There are four key attributes associated with leaders who bring the best out in their followers. First, these leaders are charismatic. They are perceived as having a special magnetic charm that makes others want to emulate them and seek their approval. Second, they are inspirational. They communicate a compelling vision that others enthusiastically embrace to fulfill a common higher moral purpose. Third, they show individualized concern. And fourth, they stimulate and challenge their followers.
On their own, however, these attributes are insufficient. Espousing charisma, inspiring, challenging and caring only set the stage for effective leadership. You must earn the respect, loyalty and trust of your followers. How? By building one-on-one relationships with your employees.
Mutual trust and loyalty develop over one-on-one face-to-face exchanges between you and your workers. But that involves more than just a conversation by the water cooler. Career enhancing opportunities you provide to your employees are reciprocated in ever-increasing levels of work proficiency and organizational citizenship behaviour.
Remember when you were just starting out in your career and your boss took a chance and assigned an important project to you? When employees are given opportunities to shine and develop, they are likely to reflect positively on both you and your organization, even after the project has finished. And in return, the employees are likely to trust that you will reward their performance and give them further opportunities.
This doesn’t mean you have to shell out more money for every exemplar employee. Rewards can be as simple as increased autonomy, access to privileged information or more opportunities to develop.
The result of these relationships that you’re building with your individual employees will be superb “citizenship behaviour.” They will work hard, help co-workers, volunteer for special assignments, exude loyalty and be great ambassadors for your organization.
What you need to do is personalize your organization.
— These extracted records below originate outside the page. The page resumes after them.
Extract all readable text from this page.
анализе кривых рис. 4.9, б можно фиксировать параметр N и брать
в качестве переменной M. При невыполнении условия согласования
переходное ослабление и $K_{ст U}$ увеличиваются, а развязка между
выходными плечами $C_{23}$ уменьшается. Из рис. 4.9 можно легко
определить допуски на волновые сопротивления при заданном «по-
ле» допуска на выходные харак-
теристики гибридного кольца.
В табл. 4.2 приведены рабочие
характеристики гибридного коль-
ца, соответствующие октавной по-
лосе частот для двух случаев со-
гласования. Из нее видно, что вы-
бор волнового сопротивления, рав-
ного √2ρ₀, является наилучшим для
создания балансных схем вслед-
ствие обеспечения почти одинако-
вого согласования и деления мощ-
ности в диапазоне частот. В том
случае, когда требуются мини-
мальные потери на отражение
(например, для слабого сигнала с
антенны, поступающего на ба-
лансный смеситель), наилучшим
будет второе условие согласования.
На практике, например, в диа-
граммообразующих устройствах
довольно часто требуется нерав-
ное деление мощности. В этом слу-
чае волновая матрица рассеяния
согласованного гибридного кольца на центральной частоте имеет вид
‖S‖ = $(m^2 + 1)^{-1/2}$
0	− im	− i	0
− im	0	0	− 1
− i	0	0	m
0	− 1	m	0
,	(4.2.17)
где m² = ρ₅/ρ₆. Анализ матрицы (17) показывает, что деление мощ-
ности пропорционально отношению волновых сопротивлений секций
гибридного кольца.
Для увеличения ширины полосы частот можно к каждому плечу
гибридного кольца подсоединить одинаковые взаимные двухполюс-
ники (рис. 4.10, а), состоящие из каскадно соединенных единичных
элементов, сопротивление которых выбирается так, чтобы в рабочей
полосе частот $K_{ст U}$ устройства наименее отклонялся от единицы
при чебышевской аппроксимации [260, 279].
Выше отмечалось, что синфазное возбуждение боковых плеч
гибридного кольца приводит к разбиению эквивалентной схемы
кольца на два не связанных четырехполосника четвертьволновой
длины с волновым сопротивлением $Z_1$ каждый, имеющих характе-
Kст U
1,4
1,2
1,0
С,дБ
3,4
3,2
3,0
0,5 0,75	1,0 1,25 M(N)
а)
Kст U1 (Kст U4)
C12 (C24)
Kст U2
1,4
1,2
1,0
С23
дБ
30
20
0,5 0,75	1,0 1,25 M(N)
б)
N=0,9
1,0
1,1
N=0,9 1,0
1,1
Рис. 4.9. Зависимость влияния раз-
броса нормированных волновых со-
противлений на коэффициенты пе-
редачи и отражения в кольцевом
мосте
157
In large companies, interacting one-on-one, face-to-face with employees is sometimes a challenge. CEOs cannot personally connect with each and every employee, so it is up to the middle managers to build the bond between an employee and the organization. As a direct manager or supervisor, you must manage the one-on-one exchanges that build trust and loyalty over time if you are to realize and sustain superior performance and behaviour from your followers.
When building these bonds, your role is to personalize the organization to the employee. You are the one who brings personal meaning to the vision and organizational goals espoused by senior executives. Also, it is through you, the manager, that employees come to see that by embracing the vision and achieving the goals of the organization, they also benefit.
People, by their very genetic nature, are social beings and seek social exchanges with their organization–typically through the agents of the organization, their supervisor or manager. If a company cuts middle-management positions, senior managers must determine other configurations that will fulfil these roles.
It comes down to a type of golden rule of working: do well unto your employees, and they will do well unto you. An effective leader is sensitive to employee contributions and reciprocates in ways that build that employee’s skills and confidence. An effective leader links the achievement of organizational goals to the fulfillment of an employee’s own goals, with the former advancing the latter. By developing stronger bonds you can truly impact employee performance.
To ensure you have the best leaders possible at your organization, make relationship-building strategies part of your leadership development programs. All of the lauded leadership qualities, like being charismatic and inspirational, and caring about employees, will only take you so far. Leaders who do not reciprocate to employees or fail to give them their due recognition will be less effective than they could be.
The moral of this story is that we must go beyond teaching leaders to espouse charisma, inspiration, individualized concern and intellectual challenge. That paradigm is unilateral, underscoring a prescriptive mentality of what leaders should do to their employees. Rather, effective leaders must earn the respect, trust and loyalty of their followers over time through reciprocal social exchanges. Charisma, inspiration, challenge and concern for employees will bear fruit only when authentically rooted in a relationship of mutual trust and loyalty.